An Anecdote. 

This is a personal statement, an anecdote that happened to me when I was younger that I could say changed my character and being.

Walking from one class to the next with my group of friends, our class bully took joy in ruining our day by calling us insults and ridiculing us by making us the stars of his jokes. I had enough. I looked him in the eye and challenged him to a fight. I swung and kicked, landing only one blow to his chest. My opponent, who was much bigger and athletic than I, easily overpowered me, landing blow after blow on the back of my head. We both got in trouble, but the only thing that hurt was my pride. It was mortally wounded. We managed to befriend each other afterward. There was no bully anymore. Perhaps it was mutual respect since he realized that there would be repercussions for his actions. Standing up for myself in this instance really set me up for the rest of my life, yes I was hurt, and yes, I would do it all over again. This was a significant moment for me because afterward, the shy, timid boy who was afraid was no longer there. I had literally gotten hit in the face.

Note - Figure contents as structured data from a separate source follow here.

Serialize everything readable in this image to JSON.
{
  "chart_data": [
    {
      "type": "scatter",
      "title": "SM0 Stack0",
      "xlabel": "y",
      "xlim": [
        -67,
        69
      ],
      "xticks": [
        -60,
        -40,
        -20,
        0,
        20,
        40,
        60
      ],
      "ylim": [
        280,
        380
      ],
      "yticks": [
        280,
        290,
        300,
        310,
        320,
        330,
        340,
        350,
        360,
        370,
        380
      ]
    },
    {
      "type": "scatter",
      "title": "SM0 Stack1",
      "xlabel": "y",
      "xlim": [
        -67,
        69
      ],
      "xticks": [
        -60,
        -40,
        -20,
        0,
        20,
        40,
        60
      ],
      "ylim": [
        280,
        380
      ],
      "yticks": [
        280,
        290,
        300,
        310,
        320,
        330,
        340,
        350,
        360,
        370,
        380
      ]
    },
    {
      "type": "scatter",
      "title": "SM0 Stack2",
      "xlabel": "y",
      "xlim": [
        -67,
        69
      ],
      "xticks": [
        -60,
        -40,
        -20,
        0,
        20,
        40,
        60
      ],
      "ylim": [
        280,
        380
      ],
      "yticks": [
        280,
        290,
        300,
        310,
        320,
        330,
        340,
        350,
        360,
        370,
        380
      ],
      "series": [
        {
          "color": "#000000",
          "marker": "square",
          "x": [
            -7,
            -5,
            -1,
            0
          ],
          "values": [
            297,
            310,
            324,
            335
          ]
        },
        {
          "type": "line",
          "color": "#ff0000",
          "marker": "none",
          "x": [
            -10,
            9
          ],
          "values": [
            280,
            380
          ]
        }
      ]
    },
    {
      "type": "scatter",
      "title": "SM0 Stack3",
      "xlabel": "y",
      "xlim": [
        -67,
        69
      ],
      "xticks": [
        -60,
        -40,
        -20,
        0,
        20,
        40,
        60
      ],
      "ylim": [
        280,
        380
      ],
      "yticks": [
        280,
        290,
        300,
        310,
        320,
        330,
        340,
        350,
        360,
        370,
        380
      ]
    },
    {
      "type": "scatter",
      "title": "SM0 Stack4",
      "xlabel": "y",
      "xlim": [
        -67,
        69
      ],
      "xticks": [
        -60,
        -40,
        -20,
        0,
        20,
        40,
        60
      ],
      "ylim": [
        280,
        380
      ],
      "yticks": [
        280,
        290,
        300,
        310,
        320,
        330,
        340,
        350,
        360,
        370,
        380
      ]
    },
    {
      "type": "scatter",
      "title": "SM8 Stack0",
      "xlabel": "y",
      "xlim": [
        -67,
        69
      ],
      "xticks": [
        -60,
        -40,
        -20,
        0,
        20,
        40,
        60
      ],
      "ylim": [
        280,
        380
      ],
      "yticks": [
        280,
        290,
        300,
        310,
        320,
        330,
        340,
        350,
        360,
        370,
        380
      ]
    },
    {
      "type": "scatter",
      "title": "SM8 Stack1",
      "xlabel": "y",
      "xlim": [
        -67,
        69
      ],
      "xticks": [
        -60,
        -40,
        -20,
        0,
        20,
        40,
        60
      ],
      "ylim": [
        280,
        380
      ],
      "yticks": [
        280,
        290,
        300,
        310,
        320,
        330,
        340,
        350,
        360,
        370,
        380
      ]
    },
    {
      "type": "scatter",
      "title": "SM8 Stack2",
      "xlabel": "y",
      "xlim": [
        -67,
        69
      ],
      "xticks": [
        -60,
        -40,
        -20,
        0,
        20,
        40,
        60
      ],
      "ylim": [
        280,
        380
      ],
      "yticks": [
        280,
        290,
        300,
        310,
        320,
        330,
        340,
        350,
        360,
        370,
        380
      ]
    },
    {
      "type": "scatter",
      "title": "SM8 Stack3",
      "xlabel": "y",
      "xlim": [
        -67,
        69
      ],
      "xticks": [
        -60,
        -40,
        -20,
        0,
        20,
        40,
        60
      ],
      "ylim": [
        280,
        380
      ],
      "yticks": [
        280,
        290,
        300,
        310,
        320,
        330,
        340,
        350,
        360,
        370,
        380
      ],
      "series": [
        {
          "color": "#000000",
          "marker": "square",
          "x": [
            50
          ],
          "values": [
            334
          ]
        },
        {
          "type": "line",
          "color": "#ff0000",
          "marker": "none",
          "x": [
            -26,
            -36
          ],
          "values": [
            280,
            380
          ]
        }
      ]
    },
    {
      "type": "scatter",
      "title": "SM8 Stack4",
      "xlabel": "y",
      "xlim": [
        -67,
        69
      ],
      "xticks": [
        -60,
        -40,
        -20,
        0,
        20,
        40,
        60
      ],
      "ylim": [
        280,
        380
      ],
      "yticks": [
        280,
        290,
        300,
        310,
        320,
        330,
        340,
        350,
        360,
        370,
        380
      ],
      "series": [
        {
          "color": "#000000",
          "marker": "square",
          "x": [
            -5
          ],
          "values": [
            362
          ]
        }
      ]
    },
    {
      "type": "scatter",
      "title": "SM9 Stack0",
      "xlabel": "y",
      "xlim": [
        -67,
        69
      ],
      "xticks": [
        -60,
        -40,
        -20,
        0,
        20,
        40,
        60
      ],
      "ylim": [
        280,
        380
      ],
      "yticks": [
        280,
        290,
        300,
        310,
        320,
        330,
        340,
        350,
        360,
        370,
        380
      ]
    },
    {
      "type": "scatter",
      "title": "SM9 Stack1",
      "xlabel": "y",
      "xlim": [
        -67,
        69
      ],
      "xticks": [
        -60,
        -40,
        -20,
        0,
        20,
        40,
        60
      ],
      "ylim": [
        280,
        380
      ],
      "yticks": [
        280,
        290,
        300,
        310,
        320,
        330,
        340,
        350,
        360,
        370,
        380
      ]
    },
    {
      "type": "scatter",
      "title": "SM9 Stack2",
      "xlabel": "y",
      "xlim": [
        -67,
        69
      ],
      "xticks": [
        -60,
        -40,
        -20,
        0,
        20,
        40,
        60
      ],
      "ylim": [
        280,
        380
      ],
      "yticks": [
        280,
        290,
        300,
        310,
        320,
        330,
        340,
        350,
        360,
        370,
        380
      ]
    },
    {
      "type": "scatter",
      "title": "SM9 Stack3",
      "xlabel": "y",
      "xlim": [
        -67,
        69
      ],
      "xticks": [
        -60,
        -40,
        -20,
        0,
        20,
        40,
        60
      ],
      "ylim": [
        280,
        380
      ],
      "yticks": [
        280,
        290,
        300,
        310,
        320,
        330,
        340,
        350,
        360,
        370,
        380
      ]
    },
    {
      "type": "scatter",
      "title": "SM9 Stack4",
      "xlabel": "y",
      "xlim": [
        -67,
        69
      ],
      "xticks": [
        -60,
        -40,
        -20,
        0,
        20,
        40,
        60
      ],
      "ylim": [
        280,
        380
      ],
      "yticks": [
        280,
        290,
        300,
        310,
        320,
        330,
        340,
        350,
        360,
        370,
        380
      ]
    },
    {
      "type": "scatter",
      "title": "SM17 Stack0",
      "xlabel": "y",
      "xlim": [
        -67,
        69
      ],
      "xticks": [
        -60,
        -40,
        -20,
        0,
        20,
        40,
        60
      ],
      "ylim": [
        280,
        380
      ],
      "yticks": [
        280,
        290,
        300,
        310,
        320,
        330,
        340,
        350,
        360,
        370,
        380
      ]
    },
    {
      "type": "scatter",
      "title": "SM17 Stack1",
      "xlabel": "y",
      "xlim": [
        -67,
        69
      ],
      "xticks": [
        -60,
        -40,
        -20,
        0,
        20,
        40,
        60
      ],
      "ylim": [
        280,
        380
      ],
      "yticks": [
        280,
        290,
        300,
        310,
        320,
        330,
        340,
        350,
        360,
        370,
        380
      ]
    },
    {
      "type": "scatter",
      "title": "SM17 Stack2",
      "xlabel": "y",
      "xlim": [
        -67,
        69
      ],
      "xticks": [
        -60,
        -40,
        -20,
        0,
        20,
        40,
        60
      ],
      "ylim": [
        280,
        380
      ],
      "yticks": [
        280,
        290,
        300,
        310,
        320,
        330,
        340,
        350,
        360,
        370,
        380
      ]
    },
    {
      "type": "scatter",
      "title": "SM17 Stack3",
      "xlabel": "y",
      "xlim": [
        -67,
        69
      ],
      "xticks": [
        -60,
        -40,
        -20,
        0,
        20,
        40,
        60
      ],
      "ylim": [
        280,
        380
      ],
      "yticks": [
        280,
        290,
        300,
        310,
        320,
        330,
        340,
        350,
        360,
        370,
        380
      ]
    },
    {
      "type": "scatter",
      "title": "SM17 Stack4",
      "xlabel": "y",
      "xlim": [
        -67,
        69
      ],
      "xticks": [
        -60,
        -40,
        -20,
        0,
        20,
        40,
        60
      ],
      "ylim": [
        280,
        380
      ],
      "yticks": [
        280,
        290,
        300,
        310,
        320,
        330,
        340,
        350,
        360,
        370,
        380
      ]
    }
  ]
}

I knew I wasn't made of glass. I started taking more chances in my life, asking the pretty girl out, applying for that scholarship, asking more questions in class that I was previously too afraid to ask. All this happened in a small town off the coast in the department of La Guajira, Colombia. Originally though, I was born in Barranquilla, Colombia. 

 

When I was fifteen years old, we came to the United States. My parents had been divorced for as far as I could remember, but now that my father was helping my mom and I move to the US, I thought we might be a family again. It was then that I realized that they were happy helping each other, but they both knew they had drifted too far apart and were not meant to be together. My older brother and I were asked, “whom do you want to live with?” It was a terrible question that was borderline a statement. My father, I knew, wanted me to choose him, he had long been fighting for his citizenship in the US, and now that he had it, he helped us move. I owed him a lot and still do. On the other hand, my mother asked me to pick whomever I thought I wanted to be with. I love my mother dearly. I couldn't just abandon her, I thought. It was a terrible choice I had to make, my mother or my father. In the end, I chose my mother because she has always been there for me, always asks me to pick with my mind and heart but most importantly, to follow my gut. In this situation, I realized that my mother meant the world to me and that even though my father wasn’t there much growing up, he always worked to help us come to the US. He never forgot about us and dreamed of giving us a better life. I learned to appreciate everything you have at any given moment because, in one instance, everything you thought was true could fall apart. Always cherish your parents because they are just people too trying to make the best of their lives and yours. 


 

My first year in the US was very bizarre for me since I was still getting used to new customs, new traditions, new people, and a whole new way of living and understanding life. In Colombia, I felt that my outward appearance and family lineage measured my worth. In the US, the focus is on the individual. There is much praise for being independent, self-reliable, less focused on your appearance, and more about who you are and what you have to say and do for your community. Like the great JFK said, “Ask not what your country can do for you, but what you can do for your country.”  This was a major new development for me because I was worried about what others thought about me most. How I dressed was also very important because otherwise, I would have felt judged and embarrassed. I didn't understand myself very well in high school. It wasn't until college that I began to analyze myself and my whole life critically. Even now, I understand that I will always have to be open to other people’s ideas, but I have to think critically about them and whether that’s something I want to be a part of. Choices make people, not heritage, creed, or religion. It’s about what happens and how you choose to react to it. We are all not given the same chances since birth. We don’t get to choose that. We do get to choose how to live our lives, what our standard of living should be, and whether I make it happen or not. My time in Colombia makes me a natural-born Spanish speaker, fluent in reading and writing. I practice Spanish still every day by reading. I am self-taught in Latin at a fundamental level, a bachelor’s in political science with a minor in American history and sociology with a lot to add to class discussions, always willing to put in the work, and happy while doing it.